Once again, the question makes him pause. "It's one of those things you don't really know till you get there," he says finally. "But - there's no point in aiming to be Number Two. You've got to have a plan-to-win attitude. This whole business is in its adolescence. Right now, we're just like a 14-year-old kid who stole the car keys from Mom and Dad so we could go do some really crazy stuff." He laughs, enjoying the image. "There are all kinds of challenges that are still ahead."

I've spent the whole day in the Gateway complex, talking to people at every level and walking maybe five miles along the industrial-carpeted corridors. But I still feel there's something missing, something that hasn't been said. And so, at quitting time, I head back to Jim's I-29 Liquor & Lounge, because I've been told that this is the main after-hours Gateway hangout.  Here I meet a gruff but amiable, heavy-drinking, bearded electronics engineer named Scotty who was one of the original Gateway employees and is the type of computer geek who holds rather firm opinions on just about everything. When I ask him the secret of Gateway's success, he doesn't have to think twice about it. "We wanted to prove," he says, "that out here in South Dakota, we could do what big corporations like IBM had done, and do it better, selling a well-manufactured product at a more reasonable price, with less bullshit." He folds his arms and gives me a steady, deeply serious look. "You have to understand the mentality here in the Midwest. We care. We really do."

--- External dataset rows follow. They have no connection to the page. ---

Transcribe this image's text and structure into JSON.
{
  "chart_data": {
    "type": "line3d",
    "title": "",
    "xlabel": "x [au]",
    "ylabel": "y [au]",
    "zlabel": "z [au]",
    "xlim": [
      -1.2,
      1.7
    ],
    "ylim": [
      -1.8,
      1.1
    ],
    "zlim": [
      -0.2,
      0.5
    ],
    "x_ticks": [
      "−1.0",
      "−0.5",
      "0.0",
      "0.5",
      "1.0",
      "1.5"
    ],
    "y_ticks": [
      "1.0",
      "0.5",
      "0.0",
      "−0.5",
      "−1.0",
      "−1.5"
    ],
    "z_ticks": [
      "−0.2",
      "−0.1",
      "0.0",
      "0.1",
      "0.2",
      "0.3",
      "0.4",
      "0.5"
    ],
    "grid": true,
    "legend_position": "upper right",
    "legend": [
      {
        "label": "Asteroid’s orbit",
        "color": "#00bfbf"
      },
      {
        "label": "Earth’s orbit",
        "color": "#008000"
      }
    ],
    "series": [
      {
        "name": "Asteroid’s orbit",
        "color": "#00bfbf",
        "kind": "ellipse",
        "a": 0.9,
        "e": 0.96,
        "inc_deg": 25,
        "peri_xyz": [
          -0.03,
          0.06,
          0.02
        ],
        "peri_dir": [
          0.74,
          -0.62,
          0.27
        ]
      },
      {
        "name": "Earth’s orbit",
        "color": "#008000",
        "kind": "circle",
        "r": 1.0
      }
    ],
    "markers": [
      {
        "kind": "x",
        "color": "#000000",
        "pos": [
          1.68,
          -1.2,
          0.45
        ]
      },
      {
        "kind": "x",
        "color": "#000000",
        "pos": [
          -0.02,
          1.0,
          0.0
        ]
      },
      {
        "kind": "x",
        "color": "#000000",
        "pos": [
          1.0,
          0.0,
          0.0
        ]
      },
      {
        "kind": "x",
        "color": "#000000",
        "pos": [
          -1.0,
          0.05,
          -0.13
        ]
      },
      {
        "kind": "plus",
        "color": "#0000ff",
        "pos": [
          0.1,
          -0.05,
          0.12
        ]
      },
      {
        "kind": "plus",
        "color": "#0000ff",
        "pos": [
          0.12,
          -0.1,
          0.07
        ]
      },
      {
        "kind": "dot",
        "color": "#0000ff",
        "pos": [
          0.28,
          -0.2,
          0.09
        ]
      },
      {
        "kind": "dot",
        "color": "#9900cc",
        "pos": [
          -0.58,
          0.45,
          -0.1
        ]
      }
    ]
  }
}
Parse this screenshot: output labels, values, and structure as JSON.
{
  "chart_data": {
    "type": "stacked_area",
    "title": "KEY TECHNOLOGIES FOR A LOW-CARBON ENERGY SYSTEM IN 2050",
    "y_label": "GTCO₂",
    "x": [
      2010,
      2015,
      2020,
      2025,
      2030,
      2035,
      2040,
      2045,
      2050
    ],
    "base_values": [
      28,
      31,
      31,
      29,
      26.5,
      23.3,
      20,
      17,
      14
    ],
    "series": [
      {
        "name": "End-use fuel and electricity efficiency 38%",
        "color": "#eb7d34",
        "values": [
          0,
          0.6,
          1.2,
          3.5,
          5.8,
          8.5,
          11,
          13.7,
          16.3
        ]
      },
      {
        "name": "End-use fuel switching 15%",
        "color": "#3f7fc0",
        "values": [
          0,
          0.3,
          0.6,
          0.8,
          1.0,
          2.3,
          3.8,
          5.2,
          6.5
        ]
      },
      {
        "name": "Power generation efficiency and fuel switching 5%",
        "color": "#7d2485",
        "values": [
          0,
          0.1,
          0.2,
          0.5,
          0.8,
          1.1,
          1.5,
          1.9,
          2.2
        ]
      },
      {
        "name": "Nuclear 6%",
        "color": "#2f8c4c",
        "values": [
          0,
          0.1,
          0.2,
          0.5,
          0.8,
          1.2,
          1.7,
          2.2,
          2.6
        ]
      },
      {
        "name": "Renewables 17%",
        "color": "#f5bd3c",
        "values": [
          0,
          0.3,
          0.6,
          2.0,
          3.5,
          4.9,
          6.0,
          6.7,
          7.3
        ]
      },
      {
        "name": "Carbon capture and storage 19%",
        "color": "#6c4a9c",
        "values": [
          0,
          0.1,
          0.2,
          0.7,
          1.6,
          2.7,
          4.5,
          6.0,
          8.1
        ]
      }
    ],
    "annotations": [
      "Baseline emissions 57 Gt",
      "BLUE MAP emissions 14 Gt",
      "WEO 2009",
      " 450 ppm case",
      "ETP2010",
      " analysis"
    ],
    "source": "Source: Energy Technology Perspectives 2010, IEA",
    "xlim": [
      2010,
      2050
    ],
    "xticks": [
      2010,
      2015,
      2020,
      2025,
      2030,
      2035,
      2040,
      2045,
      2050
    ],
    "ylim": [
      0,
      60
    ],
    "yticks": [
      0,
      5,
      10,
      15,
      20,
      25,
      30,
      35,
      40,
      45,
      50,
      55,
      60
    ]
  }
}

Sitting beside Scotty is his distractingly pretty wife, Kelly, who is fluent in four differnt programming languages. She tells me that she used to hang out at Gateway and do tech support, even though she's never been an employee. "I went there for fun," she says. "People worked all kinds of hours, just because they believed in it. For many of them, it was an obsession". "But it's not quite like that anymore."

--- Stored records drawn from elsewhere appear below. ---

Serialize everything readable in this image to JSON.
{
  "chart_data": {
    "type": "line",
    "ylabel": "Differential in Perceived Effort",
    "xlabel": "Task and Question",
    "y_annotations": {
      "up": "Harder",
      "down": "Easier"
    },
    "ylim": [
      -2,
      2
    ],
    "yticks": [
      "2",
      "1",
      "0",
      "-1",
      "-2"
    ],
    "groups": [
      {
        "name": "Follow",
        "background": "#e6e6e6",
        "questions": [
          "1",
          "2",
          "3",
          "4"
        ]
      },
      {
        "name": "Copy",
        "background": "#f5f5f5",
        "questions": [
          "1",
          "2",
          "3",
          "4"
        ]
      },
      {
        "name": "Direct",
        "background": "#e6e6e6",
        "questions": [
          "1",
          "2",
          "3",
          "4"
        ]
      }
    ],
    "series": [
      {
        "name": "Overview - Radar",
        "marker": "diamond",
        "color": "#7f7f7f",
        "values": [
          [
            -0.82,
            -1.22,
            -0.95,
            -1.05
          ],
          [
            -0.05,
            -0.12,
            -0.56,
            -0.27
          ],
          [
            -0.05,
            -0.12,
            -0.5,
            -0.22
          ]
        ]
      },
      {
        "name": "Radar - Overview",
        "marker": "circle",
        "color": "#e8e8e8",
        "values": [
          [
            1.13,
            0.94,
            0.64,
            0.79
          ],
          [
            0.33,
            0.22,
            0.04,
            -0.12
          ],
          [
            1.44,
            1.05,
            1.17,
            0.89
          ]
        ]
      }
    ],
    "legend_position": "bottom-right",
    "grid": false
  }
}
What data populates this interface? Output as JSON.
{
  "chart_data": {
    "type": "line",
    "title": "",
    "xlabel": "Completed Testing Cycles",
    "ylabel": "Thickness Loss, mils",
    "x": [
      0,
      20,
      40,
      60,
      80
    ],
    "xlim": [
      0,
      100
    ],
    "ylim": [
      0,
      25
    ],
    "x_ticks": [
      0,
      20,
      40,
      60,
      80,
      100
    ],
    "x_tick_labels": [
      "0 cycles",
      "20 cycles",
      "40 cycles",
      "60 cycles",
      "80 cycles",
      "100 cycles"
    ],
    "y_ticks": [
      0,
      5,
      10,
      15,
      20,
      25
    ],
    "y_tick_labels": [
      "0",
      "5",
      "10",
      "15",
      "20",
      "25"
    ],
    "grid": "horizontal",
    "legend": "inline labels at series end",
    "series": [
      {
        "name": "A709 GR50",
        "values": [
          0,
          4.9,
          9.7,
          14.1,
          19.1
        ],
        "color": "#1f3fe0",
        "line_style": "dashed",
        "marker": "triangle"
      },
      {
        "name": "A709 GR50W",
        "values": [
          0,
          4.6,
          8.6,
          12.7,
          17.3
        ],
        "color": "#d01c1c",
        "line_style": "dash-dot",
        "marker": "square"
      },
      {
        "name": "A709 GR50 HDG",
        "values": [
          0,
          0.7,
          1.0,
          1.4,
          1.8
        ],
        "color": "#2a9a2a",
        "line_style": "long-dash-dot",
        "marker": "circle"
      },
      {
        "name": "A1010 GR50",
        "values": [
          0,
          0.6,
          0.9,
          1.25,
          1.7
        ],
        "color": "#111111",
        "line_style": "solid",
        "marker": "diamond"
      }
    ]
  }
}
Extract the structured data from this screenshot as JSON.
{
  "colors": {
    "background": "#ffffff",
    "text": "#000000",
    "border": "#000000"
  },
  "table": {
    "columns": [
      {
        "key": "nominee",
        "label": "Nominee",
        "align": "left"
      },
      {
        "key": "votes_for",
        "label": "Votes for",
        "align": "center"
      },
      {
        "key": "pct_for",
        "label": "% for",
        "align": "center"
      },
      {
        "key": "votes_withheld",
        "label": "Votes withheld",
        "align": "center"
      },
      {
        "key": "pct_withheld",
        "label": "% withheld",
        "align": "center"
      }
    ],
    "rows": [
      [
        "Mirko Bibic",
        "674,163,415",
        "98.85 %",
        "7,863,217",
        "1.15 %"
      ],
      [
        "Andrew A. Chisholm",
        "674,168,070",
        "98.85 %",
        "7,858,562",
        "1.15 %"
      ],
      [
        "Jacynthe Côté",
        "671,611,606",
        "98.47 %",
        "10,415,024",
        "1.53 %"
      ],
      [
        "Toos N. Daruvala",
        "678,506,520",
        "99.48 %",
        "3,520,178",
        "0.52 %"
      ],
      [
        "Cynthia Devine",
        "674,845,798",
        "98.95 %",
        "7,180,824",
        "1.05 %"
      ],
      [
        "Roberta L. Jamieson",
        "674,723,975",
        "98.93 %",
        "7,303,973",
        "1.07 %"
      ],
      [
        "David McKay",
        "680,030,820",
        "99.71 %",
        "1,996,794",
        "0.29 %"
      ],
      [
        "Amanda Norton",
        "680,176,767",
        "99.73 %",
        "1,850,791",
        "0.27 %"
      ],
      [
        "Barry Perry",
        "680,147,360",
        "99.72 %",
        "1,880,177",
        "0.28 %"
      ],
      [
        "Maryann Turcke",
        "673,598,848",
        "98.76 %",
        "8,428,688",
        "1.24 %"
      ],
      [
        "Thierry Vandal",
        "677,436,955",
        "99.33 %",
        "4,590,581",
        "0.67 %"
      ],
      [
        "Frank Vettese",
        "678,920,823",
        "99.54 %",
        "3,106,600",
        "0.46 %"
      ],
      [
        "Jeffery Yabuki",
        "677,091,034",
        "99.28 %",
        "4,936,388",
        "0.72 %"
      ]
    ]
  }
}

Scotty nods emphatically. "There are people, now, who don't work hard enough." He says it with an air of righteous disapproval. "And it's getting more corporate."

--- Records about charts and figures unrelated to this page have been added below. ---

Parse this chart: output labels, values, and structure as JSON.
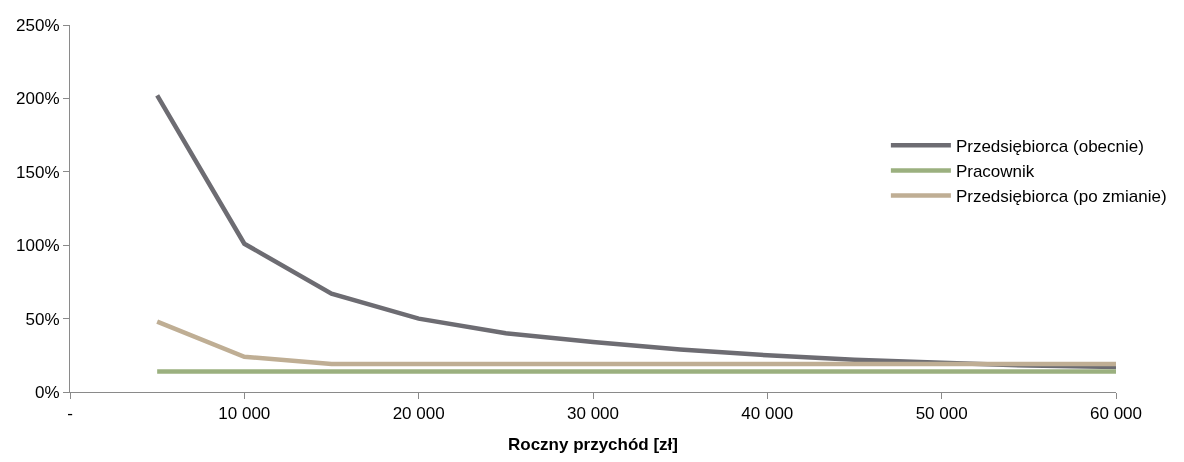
{
  "chart_data": {
    "type": "line",
    "xlabel": "Roczny przychód [zł]",
    "x": [
      5000,
      10000,
      15000,
      20000,
      25000,
      30000,
      35000,
      40000,
      45000,
      50000,
      55000,
      60000
    ],
    "series": [
      {
        "name": "Przedsiębiorca (obecnie)",
        "color": "#6d6c72",
        "values": [
          202,
          101,
          67,
          50,
          40,
          34,
          29,
          25,
          22,
          20,
          18,
          17
        ]
      },
      {
        "name": "Pracownik",
        "color": "#9bb07f",
        "values": [
          14,
          14,
          14,
          14,
          14,
          14,
          14,
          14,
          14,
          14,
          14,
          14
        ]
      },
      {
        "name": "Przedsiębiorca (po zmianie)",
        "color": "#bfae94",
        "values": [
          48,
          24,
          19,
          19,
          19,
          19,
          19,
          19,
          19,
          19,
          19,
          19
        ]
      }
    ],
    "xlim": [
      0,
      60000
    ],
    "xticks": [
      {
        "value": 0,
        "label": "-"
      },
      {
        "value": 10000,
        "label": "10 000"
      },
      {
        "value": 20000,
        "label": "20 000"
      },
      {
        "value": 30000,
        "label": "30 000"
      },
      {
        "value": 40000,
        "label": "40 000"
      },
      {
        "value": 50000,
        "label": "50 000"
      },
      {
        "value": 60000,
        "label": "60 000"
      }
    ],
    "ylim": [
      0,
      250
    ],
    "yticks": [
      {
        "value": 0,
        "label": "0%"
      },
      {
        "value": 50,
        "label": "50%"
      },
      {
        "value": 100,
        "label": "100%"
      },
      {
        "value": 150,
        "label": "150%"
      },
      {
        "value": 200,
        "label": "200%"
      },
      {
        "value": 250,
        "label": "250%"
      }
    ],
    "legend": "right",
    "marker": "none",
    "line_style": "solid"
  }
}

Corporate? I guess he means relative to the days when the business operated out of a barn. But in the near future, as Gateway continues to make the transition from being one man's obsession to a multinational corporation challenging Compaq and IBM for market dominance, Scotty's perception may be increasingly accurate.

As the company grows bigger, it must surely acquire more levels of management and a more corporate style. In so doing, it will move farther from the success formula that has worked so well. Will Ted Waitt's cows still permeate every level of his empire? Will employees see beyond an amorphous corporate entity and continue to relate personally to their quirky CEO? Once Gateway is more industry giant than cattle ranch, can its minions continue to feel part of a small community out in the boondocks, proving itself against industry giants?

To paraphrase Waitt, the real challenge for Gateway lies ahead - but not just in terms of sales. The toughest task facing Gateway will be merely to sustain what has already been achieved, as if by accident, out here in the flatlands of South Dakota.